Impudent baggage. And yet… he was enjoying himself much more than when he was dancing with a young lady who did nothing but simper at him and lap up his flattery.
“Perhaps you are just incapable of taking a true compliment, instead of the empty flattery of buffoons,” he retorted. She stiffened, eyes flashing, which immediately stirred him. It was wrong to enjoy her temper the way he did, but, god help him, he liked it.

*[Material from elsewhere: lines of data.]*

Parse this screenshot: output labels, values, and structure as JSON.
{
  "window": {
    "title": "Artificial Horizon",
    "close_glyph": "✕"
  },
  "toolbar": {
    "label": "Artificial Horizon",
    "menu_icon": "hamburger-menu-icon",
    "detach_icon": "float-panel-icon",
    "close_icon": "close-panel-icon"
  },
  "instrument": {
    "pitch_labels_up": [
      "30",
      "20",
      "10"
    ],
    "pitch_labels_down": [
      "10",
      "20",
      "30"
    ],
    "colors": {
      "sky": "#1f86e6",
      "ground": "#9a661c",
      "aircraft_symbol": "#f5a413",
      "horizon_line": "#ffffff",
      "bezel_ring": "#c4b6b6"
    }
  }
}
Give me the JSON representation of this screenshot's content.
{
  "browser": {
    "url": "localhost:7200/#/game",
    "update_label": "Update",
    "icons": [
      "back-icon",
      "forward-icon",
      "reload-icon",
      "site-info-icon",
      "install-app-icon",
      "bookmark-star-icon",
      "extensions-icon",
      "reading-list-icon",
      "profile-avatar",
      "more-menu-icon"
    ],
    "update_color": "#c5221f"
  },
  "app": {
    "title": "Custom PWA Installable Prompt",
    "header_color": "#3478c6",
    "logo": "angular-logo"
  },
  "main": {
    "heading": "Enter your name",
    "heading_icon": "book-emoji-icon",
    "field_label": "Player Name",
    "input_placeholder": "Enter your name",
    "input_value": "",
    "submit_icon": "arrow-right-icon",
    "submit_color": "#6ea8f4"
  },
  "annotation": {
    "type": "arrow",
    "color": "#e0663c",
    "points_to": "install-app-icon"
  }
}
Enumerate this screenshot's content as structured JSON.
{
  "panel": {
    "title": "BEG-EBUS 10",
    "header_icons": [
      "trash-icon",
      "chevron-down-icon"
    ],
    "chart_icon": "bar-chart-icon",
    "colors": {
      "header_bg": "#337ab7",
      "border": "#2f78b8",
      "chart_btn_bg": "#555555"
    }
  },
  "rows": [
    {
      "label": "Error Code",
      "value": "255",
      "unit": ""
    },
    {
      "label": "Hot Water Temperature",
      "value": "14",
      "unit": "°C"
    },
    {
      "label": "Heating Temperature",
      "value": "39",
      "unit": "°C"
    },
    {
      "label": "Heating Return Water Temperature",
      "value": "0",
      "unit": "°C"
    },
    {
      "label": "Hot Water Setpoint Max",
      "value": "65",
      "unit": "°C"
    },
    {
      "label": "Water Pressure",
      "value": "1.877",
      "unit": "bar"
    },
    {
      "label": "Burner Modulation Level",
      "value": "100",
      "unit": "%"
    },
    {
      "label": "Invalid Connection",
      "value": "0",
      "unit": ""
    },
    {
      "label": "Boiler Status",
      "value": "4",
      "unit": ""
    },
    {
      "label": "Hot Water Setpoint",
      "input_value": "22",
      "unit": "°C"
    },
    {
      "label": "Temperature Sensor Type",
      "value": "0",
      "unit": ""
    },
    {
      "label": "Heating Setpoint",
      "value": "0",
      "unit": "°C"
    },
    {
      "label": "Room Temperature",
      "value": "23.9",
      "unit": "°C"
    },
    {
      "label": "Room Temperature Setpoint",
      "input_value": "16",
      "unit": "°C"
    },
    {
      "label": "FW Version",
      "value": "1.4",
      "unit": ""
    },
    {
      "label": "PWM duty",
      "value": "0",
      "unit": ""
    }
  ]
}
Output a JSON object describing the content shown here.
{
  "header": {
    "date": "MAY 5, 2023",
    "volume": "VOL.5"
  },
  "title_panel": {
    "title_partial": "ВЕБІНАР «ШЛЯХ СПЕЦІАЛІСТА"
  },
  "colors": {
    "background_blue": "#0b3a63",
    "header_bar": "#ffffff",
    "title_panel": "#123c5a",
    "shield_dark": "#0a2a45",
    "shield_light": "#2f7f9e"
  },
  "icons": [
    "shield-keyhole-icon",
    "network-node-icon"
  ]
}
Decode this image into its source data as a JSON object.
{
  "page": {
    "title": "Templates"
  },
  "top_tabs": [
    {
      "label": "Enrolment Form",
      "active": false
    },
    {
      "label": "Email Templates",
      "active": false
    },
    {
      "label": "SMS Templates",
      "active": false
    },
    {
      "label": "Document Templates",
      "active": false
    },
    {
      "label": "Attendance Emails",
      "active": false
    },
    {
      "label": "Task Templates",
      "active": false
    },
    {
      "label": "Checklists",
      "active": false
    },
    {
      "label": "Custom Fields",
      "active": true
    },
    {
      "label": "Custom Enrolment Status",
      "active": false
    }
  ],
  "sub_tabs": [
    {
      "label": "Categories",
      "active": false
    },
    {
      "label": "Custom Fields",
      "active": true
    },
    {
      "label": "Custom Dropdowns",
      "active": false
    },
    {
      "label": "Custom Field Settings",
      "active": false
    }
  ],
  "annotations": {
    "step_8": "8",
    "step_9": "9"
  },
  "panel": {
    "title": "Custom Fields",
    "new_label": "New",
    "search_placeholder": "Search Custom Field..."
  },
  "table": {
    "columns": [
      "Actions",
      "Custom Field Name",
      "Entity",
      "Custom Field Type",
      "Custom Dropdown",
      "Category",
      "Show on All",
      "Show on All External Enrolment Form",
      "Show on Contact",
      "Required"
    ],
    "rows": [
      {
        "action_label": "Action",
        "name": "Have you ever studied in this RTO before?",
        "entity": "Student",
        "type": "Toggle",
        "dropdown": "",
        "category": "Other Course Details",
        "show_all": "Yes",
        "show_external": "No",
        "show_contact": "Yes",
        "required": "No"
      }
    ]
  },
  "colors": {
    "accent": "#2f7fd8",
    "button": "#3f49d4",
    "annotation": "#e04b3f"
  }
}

“They aren’t buffoons and it’s not empty flattery,” she said through gritted teeth. She was trying to keep a smile on her face, but it looked more like she was baring her teeth at him. The smile that spread across his own face was much more sincere.
“They are absolutely buffoons… I’m much more interesting. And sincere. I sincerely conclude that you dance divinely.”
“You would know,” she said darkly. “After all, I’m sure you’ve done quite a bit of dancing.”
The look she gave him made it clear she thought he was stark raving mad. “What?”
Damn, he’d misread that entirely. He’d thought she was referring to the other young ladies he’d danced with this evening, but apparently she’d been speaking of something else entirely. He just couldn’t imagine what, and looked at her… this time with sincere bafflement. Then he sighed. As invigorating as verbally sparring with her was, he would like to actually get to know her better. She was so closed off, and she obviously didn’t like speaking to him. He was going to have to do something he’d really hoped to avoid.
“Gabrielle – “
“Lady Gabrielle.” Her eyes sparked as she reminded him that she hadn’t given him leave to use her Christian name.
“Well you may call me Felix,” he snapped back. He took a deep breath. “Lady Gabrielle, I would like to apologize for the, ah, the way I spoke to you at your stepmother’s wedding. I was out of bounds.”
She blinked, her lips parting in astonishment, and he couldn’t help but wonder how she’d react if he bent over and kissed them.